COVID-19. COVID-19 has been made a lesser factor both in size and on its influence for Higher Rates. There is a new uptick in coronavirus cases in the country, a potential "fourth wave", especially concentrated in a handful of states and among younger populations than in the past. Hospitalizations are also up, while death rates have fallen. While none of these metrics are favorable, the coronavirus pandemic is considered to be on the demise and is not holding back economic activity as much as it has in the recent past when it kept a much tighter lid on economic activity and rising interest rates.
COVID-19 Vaccines. This factor is inclusive of not only vaccines but actual vaccinations, as well. The favorable number of vaccines that have been produced and approved for emergency use, as well as the current number of vaccinations taking place has the market looking much less further down the road for the return of increased economic activity, as much of the economic data has shown over the past several weeks. This situation is expected to only continue to improve (assuming no virus variant crisis), allowing more openings of closed or limited businesses, more people going back to work, and an accompanying increase in consumption - one of the main factors that will lead to higher inflation, even according to the Federal Reserve's forecast. For all these reasons, this factor has been increased as an even larger impetus for Higher Rates.

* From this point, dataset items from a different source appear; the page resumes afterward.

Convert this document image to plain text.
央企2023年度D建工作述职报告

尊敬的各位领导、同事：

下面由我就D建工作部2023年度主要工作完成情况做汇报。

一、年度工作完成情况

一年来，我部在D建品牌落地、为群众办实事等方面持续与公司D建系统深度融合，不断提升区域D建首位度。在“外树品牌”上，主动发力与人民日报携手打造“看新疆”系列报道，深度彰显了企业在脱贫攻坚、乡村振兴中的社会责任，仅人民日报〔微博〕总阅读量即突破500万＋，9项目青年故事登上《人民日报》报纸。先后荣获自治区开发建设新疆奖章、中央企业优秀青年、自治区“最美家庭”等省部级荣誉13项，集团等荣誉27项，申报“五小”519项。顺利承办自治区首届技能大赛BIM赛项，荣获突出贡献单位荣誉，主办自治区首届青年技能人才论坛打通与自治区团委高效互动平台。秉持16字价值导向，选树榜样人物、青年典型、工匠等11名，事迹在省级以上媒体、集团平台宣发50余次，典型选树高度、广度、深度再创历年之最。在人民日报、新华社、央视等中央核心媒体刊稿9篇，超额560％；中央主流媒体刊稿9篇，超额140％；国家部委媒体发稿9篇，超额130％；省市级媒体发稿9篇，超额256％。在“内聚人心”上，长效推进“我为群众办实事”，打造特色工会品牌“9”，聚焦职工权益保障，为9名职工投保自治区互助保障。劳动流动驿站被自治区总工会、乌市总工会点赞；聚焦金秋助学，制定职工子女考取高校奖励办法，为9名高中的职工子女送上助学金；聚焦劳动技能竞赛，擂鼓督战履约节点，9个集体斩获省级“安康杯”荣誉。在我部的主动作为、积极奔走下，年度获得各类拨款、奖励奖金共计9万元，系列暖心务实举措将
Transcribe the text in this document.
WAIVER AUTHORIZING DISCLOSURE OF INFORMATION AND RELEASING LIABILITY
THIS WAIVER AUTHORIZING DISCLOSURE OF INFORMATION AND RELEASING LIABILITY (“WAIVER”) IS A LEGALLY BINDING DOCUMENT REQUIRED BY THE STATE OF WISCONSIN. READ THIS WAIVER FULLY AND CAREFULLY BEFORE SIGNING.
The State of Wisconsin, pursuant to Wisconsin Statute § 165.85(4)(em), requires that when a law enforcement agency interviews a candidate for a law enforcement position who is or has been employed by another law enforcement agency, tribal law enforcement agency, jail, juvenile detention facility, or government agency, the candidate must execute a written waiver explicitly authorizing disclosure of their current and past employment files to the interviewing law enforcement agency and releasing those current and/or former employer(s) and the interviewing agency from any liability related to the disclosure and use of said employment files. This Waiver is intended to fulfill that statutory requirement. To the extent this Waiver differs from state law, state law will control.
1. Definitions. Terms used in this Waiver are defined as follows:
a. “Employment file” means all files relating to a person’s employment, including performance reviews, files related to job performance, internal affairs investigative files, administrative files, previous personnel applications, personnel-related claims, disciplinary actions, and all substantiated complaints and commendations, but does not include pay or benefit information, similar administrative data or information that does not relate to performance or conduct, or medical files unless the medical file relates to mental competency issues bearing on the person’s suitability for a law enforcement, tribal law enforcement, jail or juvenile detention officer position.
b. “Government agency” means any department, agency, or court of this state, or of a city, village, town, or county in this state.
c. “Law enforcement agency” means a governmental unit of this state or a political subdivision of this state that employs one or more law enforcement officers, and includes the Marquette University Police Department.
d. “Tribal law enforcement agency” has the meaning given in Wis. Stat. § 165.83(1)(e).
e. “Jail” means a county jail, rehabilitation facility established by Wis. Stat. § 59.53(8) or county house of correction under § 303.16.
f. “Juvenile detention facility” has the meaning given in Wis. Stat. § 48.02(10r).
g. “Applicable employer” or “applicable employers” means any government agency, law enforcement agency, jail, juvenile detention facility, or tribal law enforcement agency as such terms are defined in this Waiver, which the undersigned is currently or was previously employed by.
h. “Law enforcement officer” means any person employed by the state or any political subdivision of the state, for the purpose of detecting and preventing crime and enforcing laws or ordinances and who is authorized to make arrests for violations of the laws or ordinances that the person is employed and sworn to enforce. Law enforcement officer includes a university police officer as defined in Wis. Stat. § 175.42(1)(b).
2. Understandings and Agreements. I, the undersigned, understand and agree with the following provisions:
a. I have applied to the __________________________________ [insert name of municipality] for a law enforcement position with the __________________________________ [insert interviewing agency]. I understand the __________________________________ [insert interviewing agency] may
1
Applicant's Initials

Federal Reserve Policy. The Federal Reserve has a tight grip on short-term funding rates, which have not really moved since the onset of the federal funds target drop to 0%-0.25% at the onset of the pandemic-induced economic crisis. Federal Reserve Chairman Jerome Powell is steadfast in his stance that this policy will remain in place until there is substantial improvement in unemployment. However, the Fed is allowing longer-term yields to rise to levels equivalent with those seen pre-COVID without taking any action to cap these higher rates, such as through rate targeting, reducing the monthly $120 billion in asset purchases ("tapering"), nor moving more of its asset purchases more toward the longer end of the yield curve ("twisting"). Given this stance of allowing the market to push longer-term rates higher without taking any defensive action, the size of the Federal Reserve Policy has been reduced and moved toward Higher Rates.
Stock Market. The dramatic rise in the stock market, even while interest rates were falling for most of last year, is not leading to Federal Reserve nor Congressional action. All parties, at least for now, seem to be comfortable with the sharp rise in equity prices. This factor has thus become less of a factor for any needed action and moved upward from the Priced In sector and into the Surprise sector of this Interest Rate Factor Matrix.
Infrastructure/Green Spending and Fiscal Stimulus. Infrastructure/Green Spending has been deleted and added into the overall Fiscal Stimulus factor, making this a larger influence for Higher Rates. This is especially so since the passage of the $1.9 trillion American Rescue Plan.
Inflation. This is the wildcard when it comes to the level and maintenance of higher Treasury bond yields and interest rate swap levels. Both the market and the Federal Reserve forecast higher prices as the economy comes back online. However, the Fed continues to stick to its guns that this near-term pickup in inflation will be temporary as the economy adjusts to pre-pandemic levels and that they have sufficient tools to cool it down if it grows too high and/or more permanent than forecasted. However, fixed income market players, along with a great number of analysts and economists, are concerned that the Fed may be wrong on one or both counts. This is in fact the leading cause of rising long-term yields. So, the Inflation factor is much less of a Surprise and is indeed an expectation, so this factor has been lowered as being Priced In as it is being born out in the market with rising interest rates since the January senate runoff elections in Georgia.